Fontes do Ministério do Planejamento confirmam que o valor do bônus de eficiência será de R$ 4,5 mil para os auditores e a regulamentação, conforme novos boatos, sairá antes do carnaval.”Não adiantou de nada a greve e os atos de protesto. Vai ficar nisso mesmo”, destaca um informante que não quis se identificar. O resultado das manifestações, disse ele, foi pífio. Pior: o tiro saiu pela culatra. A intenção, embora não totalmente declarada, de fazer uma manobra para ganhar mais que os colegas da Esplanada e burlar o teto to serviço público (R$ 33,7 mil), sem pagar Imposto de Renda ou contribuição previdenciária e com a exclusão sorrateira dos aposentados, “gorou”.
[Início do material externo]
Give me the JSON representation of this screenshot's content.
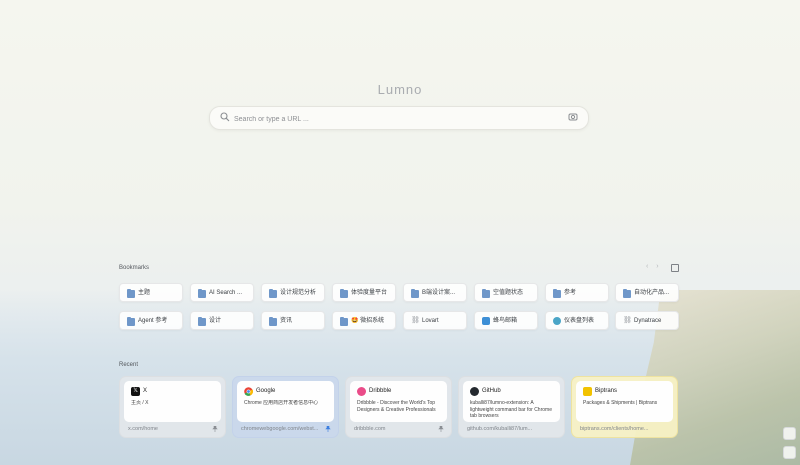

No fim, a guerra entre ativos aposentados não foi pacificada e a divisão interna continua forte. Nos cálculos do técnico, com os R$ 4,5 mil, os auditores-fiscais vão ganhar, por ano, R$ 402 mil. Os delegados da Polícia Federal, por exemplo, que também recebem bônus, ficarão com R$ 394 mil anuais. Neste caso, os auditores ativos da Receita saem ganhando R$ 8 mil, no período. Porém, o problema começa quando a comparação é com os aposentados. Na PF, o valor é o mesmo. Continua a paridade entre ativos e aposentados, pois o valor da remuneração é o mesmo. No Fisco, o total dos vencimentos para os inativos cai para R$ 339 mil, uma perda real de R$ 36 mil com bônus e de R$ 54 mil, sem, nos 12 meses.
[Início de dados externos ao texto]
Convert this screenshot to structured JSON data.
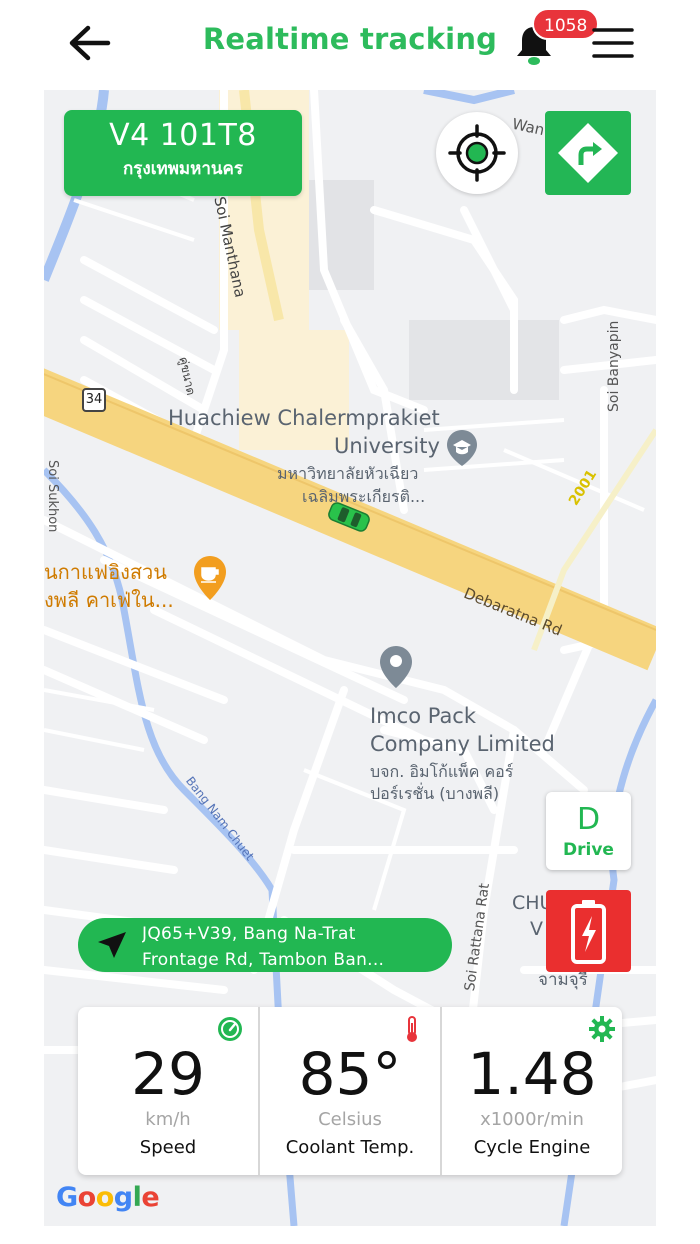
{
  "header": {
    "title": "Realtime tracking",
    "notification_count": "1058",
    "back_icon": "arrow-left-icon",
    "bell_icon": "bell-icon",
    "menu_icon": "hamburger-menu-icon"
  },
  "vehicle": {
    "plate_number": "V4 101T8",
    "province": "กรุงเทพมหานคร"
  },
  "map": {
    "labels": {
      "soi_manthana": "Soi Manthana",
      "soi_thai_1": "คู่ขนาด",
      "route_34": "34",
      "huachiew_en_1": "Huachiew Chalermprakiet",
      "huachiew_en_2": "University",
      "huachiew_th_1": "มหาวิทยาลัยหัวเฉียว",
      "huachiew_th_2": "เฉลิมพระเกียรติ...",
      "soi_banyapin": "Soi Banyapin",
      "road_2001": "2001",
      "wan": "Wan",
      "cafe_th_1": "นกาแฟอิงสวน",
      "cafe_th_2": "งพลี คาเฟ่ใน...",
      "debaratna": "Debaratna Rd",
      "imco_en_1": "Imco Pack",
      "imco_en_2": "Company Limited",
      "imco_th_1": "บจก. อิมโก้แพ็ค คอร์",
      "imco_th_2": "ปอร์เรชั่น (บางพลี)",
      "bang_nam_chuet": "Bang Nam Chuet",
      "soi_rattana": "Soi Rattana Rat",
      "chu": "CHU",
      "v": "V",
      "jamjura": "จามจุรี",
      "left_soi": "Soi Sukhon"
    },
    "google_logo": "Google"
  },
  "gear": {
    "value": "D",
    "label": "Drive"
  },
  "address": {
    "line1": "JQ65+V39, Bang Na-Trat",
    "line2": "Frontage Rd, Tambon Ban..."
  },
  "gauges": [
    {
      "value": "29",
      "unit": "km/h",
      "label": "Speed",
      "icon": "speedometer-icon"
    },
    {
      "value": "85°",
      "unit": "Celsius",
      "label": "Coolant Temp.",
      "icon": "thermometer-icon"
    },
    {
      "value": "1.48",
      "unit": "x1000r/min",
      "label": "Cycle Engine",
      "icon": "gear-icon"
    }
  ],
  "colors": {
    "accent_green": "#22b752",
    "badge_red": "#e8343b",
    "battery_red": "#ea2f2f",
    "road_yellow": "#f6d57f",
    "water_blue": "#a7c3f2"
  }
}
De acordo com outra fonte do Ministério da Fazenda, a impressão da maioria é de que o movimento de protesto só serviu para aumentar o fosso e a desvalorização do cargo. Nessa briga, o que sobrou foi: quebra da paridade; avaliação de desempenho com metas individuais, com risco de demissão por ineficiência por lei atual; remuneração do início de carreira rebaixada; critérios de progressão e promoção mais rígidos; ponto eletrônico; PAD pelo chefe; autoridade mitigada. “Após um movimento de três anos, não cumprirão (o governo) o que prometeram e voltaremos para o trabalho humilhados, cansados, divididos e com chicote em cima”, lamentou.

Promessas
Uma proposta da Receita para a peça orçamentária de 2018, propunha alteração do bônus dos atuais R$ 3 mil para R$ 8 mil, um reajuste de 266% e com possibilidade de correção garantida pela arrecadação. O que não acontecerá, de acordo com a fonte. Apesar da divulgação de nova data provável, até o carnaval para a regulamentação do bônus de eficiência, a maioria da categoria não acredita no canto da sereia. Explicam: essa é a quarta promessa de publicação do decreto da regulamentação. A primeira foi em agosto, depois final de outubro, em seguida, final dezembro e, agora, antes das festas de Momo. A duvida é: será que o governo vai esperar cair a liminar da greve (13 de fevereiro), o que deve enfraquecer as paralisações, e publicar o decreto com valor abaixo de R$ 6 mil?”, questionam.

Sindifisco otimista

O Sindicato Nacional dos Auditores-Fiscais da Receita Federal (Sindifisco Nacional) comemorou a adesão dos chefes de fiscalização das 3ª, 6ª e 10ª RF (Regiões Fiscais). Eles emitiram manifestos informando que não serão cadastradas as metas de para 2018, conforme estipulado na norma. Em nota interna, a entidade destaca que “a classe considera a demora na edição dos decretos para regulamentação do bônus e das regras de progressão como uma demonstração de desrespeito por parte do governo ao pleno cumprimento do acordado com a categoria”.

De acordo com os manifestos, os auditores também não participam “de reuniões de planejamento e organização de trabalhos, até que sejam publicados os decretos de progressão e regulamentação do bônus de eficiência, criado o comitê gestor e as metas institucionais que permitirão o pagamento desse bônus, conforme acordado e firmado com o governo federal”. O Sindifisco destaca que, embora a adesão esteja crescendo, “é de lamentar que, mesmo com todo o debate feito pela categoria, restem dúvidas quanto à importância das ações de defesa do cargo. Na 9ª RF, apenas os chefes de fiscalização das DRF Curitiba e de Ponta Grossa se recusaram a assinar o documento”.